Es ist in Österreich nicht üblich, besondere Überlegungen auf die Gestaltung technischer Infrastrukturbauten zu verwenden. Kein Wunder, dass vorerst die Planung des Hochwasserschutzes an der Donau ohne architektonische und landschaftsplanerische Kompetenzen in Gang kam. Wasserbauingenieure sind darin geschult, die Kraft des Wassers mit allen technischen Finessen in die richtigen Bahnen zu lenken. Der Großteil davon – Pumpwerke, Fundierungen und Drainagen – tritt ohnedies nicht zutage. Den sichtbaren Dämmen, Schutzmauern und Wänden, in die bei Hochwassergefahr mobile Schutzelemente eingehängt werden, gesteht man zu, zwar nützlich, aber nicht schön sein zu müssen. Gerade in den reizvollen Landschaften des Nibelungengaus und der Wachau gänzlich ohne Gestaltungskompetenz zu agieren erschien wohl auch den zuständigen Landesbehörden fahrlässig, und so schlug man den Gemeinden Architekten und Landschaftsplaner vor, die für die Gestaltung der sichtbaren Elemente Sorge tragen sollten. Bürgermeister Manfred Mitmasser erinnert sich daran, dass er anfangs wenig darüber erbaut war, sich neben den Ingenieuren auch noch mit Architekten befassen zu müssen. War die Bauaufgabe doch beieiner pragmatisch ingenieurbaumäßigen Herangehensweise schon aufwendig und teuer genug. Immerhin hatte die Gemeinde 20 Prozent der Kosten zu tragen. Heute ist er froh darüber, einen hartnäckigen Architekten an seiner Seite gehabt zu haben.

Das zugeordnete Gestalterduo, der Wiener Architekt Karl Langer und der Landschaftsplaner Georg Schumacher, begnügte sich nicht mit der Rolle der Mauer-Verschönerer. Konfrontiert mit den Vorstellungen der Ingenieure und den örtlichen Gegebenheiten, erstellten sie statt eines Vorentwurfes eine Bestandscharakteristik.
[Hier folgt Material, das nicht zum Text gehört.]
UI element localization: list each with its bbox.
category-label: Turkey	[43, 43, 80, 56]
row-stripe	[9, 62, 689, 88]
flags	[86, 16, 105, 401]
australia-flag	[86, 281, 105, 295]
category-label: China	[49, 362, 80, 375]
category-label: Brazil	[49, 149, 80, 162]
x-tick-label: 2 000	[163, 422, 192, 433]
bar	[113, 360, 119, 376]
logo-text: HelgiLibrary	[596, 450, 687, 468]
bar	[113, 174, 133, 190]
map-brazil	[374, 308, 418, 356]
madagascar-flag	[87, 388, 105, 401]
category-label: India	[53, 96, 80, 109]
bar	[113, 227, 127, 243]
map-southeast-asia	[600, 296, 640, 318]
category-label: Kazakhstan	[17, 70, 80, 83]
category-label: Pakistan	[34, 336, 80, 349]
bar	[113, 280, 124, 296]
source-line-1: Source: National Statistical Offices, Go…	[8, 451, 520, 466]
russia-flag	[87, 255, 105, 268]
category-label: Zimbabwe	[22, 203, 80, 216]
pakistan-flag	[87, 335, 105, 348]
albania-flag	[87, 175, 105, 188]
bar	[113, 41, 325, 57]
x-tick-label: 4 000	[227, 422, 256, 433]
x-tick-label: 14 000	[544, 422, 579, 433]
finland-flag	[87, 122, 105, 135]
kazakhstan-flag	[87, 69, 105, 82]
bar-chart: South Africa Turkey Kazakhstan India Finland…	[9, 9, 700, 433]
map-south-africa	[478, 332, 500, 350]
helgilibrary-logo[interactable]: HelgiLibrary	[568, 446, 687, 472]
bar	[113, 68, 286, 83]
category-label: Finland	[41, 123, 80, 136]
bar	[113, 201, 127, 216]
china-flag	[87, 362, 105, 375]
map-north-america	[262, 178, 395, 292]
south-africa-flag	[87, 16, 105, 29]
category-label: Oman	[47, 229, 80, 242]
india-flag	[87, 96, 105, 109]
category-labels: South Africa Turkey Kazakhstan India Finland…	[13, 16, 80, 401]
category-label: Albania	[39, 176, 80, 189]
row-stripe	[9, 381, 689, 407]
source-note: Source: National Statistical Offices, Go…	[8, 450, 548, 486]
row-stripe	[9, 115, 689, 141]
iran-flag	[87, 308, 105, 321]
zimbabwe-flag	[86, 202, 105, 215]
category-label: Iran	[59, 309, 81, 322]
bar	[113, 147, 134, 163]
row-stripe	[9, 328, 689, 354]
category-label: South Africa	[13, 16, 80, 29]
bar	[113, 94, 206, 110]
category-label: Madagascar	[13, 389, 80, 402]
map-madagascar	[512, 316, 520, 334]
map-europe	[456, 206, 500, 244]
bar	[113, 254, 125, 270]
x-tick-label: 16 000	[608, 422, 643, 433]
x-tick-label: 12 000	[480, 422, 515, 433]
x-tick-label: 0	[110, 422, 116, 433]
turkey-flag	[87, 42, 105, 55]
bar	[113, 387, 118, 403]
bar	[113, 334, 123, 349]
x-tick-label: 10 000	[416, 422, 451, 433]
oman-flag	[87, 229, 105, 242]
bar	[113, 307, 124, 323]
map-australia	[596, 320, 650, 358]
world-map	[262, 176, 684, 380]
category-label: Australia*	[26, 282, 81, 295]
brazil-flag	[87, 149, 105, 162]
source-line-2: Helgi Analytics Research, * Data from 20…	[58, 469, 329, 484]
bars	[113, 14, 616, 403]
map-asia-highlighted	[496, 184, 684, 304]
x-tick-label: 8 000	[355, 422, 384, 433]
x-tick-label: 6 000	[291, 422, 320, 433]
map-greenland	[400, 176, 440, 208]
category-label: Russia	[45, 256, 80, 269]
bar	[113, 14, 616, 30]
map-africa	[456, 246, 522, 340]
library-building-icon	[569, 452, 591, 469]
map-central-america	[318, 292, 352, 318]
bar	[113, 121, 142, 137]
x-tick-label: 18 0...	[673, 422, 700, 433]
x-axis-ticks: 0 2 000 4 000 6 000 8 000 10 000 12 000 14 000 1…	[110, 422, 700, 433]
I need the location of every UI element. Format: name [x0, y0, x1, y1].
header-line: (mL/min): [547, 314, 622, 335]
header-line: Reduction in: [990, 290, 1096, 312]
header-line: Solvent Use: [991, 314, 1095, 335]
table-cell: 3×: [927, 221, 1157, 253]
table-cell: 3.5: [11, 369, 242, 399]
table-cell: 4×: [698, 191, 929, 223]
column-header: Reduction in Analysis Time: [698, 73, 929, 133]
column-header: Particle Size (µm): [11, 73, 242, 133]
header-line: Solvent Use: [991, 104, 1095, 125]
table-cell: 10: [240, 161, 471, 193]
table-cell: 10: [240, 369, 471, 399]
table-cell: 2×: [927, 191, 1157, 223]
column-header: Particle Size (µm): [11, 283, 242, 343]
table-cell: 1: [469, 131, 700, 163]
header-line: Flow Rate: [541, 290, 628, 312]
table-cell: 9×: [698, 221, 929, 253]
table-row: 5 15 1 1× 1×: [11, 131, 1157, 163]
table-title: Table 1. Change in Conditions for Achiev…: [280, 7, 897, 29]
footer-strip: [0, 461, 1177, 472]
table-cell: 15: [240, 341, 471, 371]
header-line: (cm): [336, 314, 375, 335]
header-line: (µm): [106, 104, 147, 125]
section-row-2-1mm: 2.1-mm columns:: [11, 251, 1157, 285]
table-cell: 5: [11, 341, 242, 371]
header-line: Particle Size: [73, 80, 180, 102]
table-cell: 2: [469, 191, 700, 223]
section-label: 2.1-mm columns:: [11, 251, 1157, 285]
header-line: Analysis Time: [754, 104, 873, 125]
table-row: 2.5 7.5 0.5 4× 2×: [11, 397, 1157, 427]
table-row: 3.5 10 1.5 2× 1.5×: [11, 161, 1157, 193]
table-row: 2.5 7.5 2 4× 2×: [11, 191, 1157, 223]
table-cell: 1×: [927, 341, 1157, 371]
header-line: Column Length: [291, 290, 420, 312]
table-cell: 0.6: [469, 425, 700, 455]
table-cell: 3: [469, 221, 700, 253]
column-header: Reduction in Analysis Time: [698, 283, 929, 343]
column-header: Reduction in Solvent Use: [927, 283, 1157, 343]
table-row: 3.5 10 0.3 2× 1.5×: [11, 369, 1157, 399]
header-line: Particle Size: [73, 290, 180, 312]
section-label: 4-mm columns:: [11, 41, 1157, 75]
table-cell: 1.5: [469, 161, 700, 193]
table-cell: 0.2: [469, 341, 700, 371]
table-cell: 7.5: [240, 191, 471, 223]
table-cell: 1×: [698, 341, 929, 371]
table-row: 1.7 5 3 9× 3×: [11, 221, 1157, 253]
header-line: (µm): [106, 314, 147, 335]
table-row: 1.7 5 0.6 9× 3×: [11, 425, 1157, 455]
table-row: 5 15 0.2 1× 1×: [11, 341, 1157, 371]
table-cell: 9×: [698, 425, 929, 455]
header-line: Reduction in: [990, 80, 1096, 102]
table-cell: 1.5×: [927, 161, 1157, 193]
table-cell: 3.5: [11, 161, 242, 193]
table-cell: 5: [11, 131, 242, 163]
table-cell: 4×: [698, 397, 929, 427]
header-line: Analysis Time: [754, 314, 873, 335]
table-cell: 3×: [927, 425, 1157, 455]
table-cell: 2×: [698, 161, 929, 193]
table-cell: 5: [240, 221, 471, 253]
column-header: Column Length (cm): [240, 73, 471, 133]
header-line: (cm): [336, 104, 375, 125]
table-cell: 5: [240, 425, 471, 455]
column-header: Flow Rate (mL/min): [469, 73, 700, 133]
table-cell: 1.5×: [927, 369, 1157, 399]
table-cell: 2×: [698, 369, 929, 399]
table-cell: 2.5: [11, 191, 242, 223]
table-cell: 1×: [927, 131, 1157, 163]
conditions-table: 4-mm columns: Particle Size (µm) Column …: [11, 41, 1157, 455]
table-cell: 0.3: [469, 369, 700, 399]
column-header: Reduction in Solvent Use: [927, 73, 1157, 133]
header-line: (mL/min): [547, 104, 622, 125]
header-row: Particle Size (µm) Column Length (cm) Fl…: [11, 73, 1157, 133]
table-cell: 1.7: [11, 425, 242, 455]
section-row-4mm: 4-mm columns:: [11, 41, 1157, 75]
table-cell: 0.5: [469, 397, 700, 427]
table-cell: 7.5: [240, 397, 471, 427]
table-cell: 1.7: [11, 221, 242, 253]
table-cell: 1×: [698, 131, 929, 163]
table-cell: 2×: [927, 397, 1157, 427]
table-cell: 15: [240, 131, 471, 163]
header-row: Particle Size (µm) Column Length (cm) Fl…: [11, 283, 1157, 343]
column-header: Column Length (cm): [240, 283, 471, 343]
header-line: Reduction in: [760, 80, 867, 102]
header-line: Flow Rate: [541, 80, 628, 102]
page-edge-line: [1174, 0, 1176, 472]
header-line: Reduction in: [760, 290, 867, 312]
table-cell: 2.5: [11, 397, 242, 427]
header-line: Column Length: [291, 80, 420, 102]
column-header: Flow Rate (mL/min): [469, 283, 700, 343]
Diese illustrierte offenbar verständlich genug, welche Auswirkungen die geplanten Maßnahmen ohne gestalterische Intervention hätten. Parallel dazu entwickelten sie Maßnahmen zur besseren Integration des Hochwasserschutzes in die Landschaft und stellten Überlegungen zu Ausbildung der Übergänge zwischen den einzelnen Bauteilen an.

Dabei beschränkten sich Langer und Schumacher nicht auf die reine Formgebung einzelner Elemente, sondern bedachten stets die Auswirkungen des Gesamten auf Festland wie Flusslandschaft. Es ging um eine architektonische Haltung, die einerseits der Landschaft gerecht wird, andererseits aber auch den Sinn der technischen Zweckbauten nicht verleugnet und auf lange – auch optische – Haltbarkeit abzielt. Sie nahmen Einfluss auf die Linienführung der Mauern, schufen Torsituationen, gepflasterte Plätze und Fenster in die Landschaft, integrierten Sitzgelegenheiten und ergänzten ein Pumpwerk zur Rastinsel für Radtouristen. Am skulptural wirkenden Tor beim Pumpwerk die historischen Pegelstände ablesend, spürt man, dass mit der Donau nicht zu spaßen ist. Wenn der Pegel des hundertjährigen Hochwassers überschritten wird, muss der Polder geflutet werden. Die Fertigteile der Überlaufstrecke wurden in Form einer angedeuteten Welle ausgebildet. Das Wasser fließt deshalb nicht schneller darüber hinweg, aber ohne zu geschwätzig zu wirken, erzählt uns der Bauteil auch im trockenen Zustand von seiner Aufgabe.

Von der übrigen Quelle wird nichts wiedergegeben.